2022年の日本の労働生産性は、経済協力開発機構(OECD)加盟38カ国中、時間当たりで30位、1人当たりで31位という結果に終わり、1970年以降で最も低い水準でした。この数値は、円安によるドル換算の影響を受けない購買力平価に基づくものであり、日本の労働生産性の低さを物語っています。しかし、その一方で、実質ベースでの労働生産性の伸び率をみると、日本は他の先進国と比べても遜色なく、むしろ良好な伸びを示しています。この矛盾するような状況をどのように評価すべきなのでしょうか。
一つの要因として挙げられるのが、日本経済の長期にわたるデフレです。労働生産性は付加価値額を労働投入量で割った指標であり、付加価値額は名目GDPに依存します。そのため、デフレによって名目GDPが伸び悩んだ結果、労働生産性も低い水準にとどまっているのです。また、雇用形態の変化も影響を及ぼしています。生産年齢人口(15〜64歳)が1995年をピークに減少している一方で、女性や高齢者の労働市場への参入が進み、全体の就業者数は増加傾向にあります。ただし、こうした層の多くはパートタイムやアルバイトといった短時間労働に従事しており、結果として労働生産性の指標を押し下げる要因となっています。

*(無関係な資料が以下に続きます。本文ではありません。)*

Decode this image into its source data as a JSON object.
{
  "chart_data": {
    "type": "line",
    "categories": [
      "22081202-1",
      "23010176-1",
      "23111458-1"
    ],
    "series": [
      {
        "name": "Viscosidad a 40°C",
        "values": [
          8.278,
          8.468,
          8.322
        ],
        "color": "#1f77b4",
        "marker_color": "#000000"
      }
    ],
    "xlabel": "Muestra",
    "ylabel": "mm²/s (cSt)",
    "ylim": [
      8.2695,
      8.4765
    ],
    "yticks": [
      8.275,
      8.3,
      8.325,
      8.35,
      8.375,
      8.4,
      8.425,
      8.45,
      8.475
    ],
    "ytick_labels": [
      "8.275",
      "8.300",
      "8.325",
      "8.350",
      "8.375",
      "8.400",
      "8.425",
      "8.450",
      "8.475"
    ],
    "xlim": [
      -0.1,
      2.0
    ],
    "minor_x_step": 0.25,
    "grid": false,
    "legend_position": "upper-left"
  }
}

これらの背景を考慮すると、日本の労働生産性は悲観的に捉えるべきではないともいえます。しかし、2030年代にはさらに深刻な人手不足が予想されており、生産性向上の重要性は一層高まるでしょう。この課題に対する鍵となるのが、ITとデジタル化の推進です。中小企業の生産性向上がよく取り沙汰されますが、大企業も含め、多くの現場で紙ベースの作業や人手に依存したプロセスが依然として存在します。こうした部分をデジタル化するだけでも、生産性を大幅に引き上げる余地があるのです。

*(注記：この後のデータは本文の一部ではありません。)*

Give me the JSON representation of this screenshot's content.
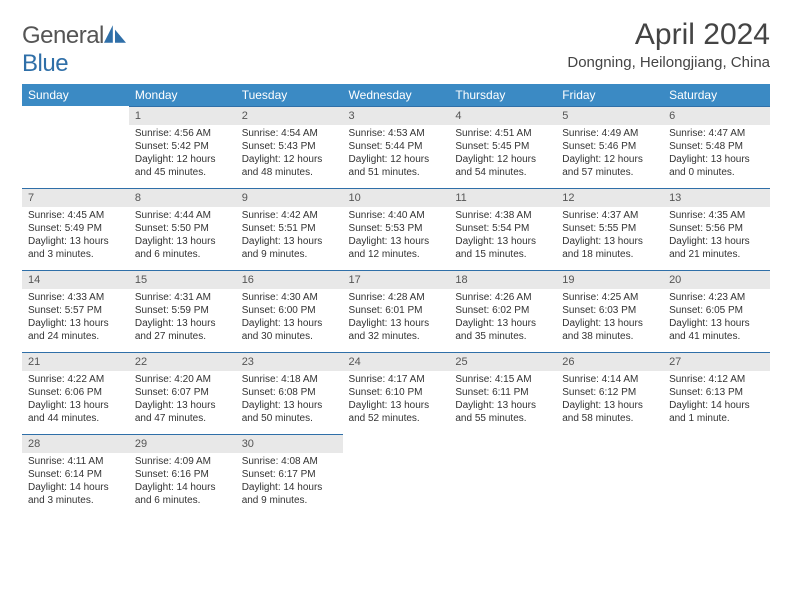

SNS上では、「生産性の低さを嘆くよりも、デジタル化に投資すべきだ」「日本の成長余地がまだ残されていることが希望」といったポジティブな声が見られる一方、「デフレ脱却が最優先」といった指摘も寄せられています。日本経済が抱えるこの課題を解決するためには、企業や個人がテクノロジーを活用し、生産性向上を目指す行動が求められます。
今後の日本経済の成長を支えるのは、効率化と創造性の両輪でしょう。労働生産性の向上は単なる数字の改善ではなく、持続可能な社会の実現にも直結しています。そのための一歩を、デジタル化と革新から踏み出すべき時が来ているのです。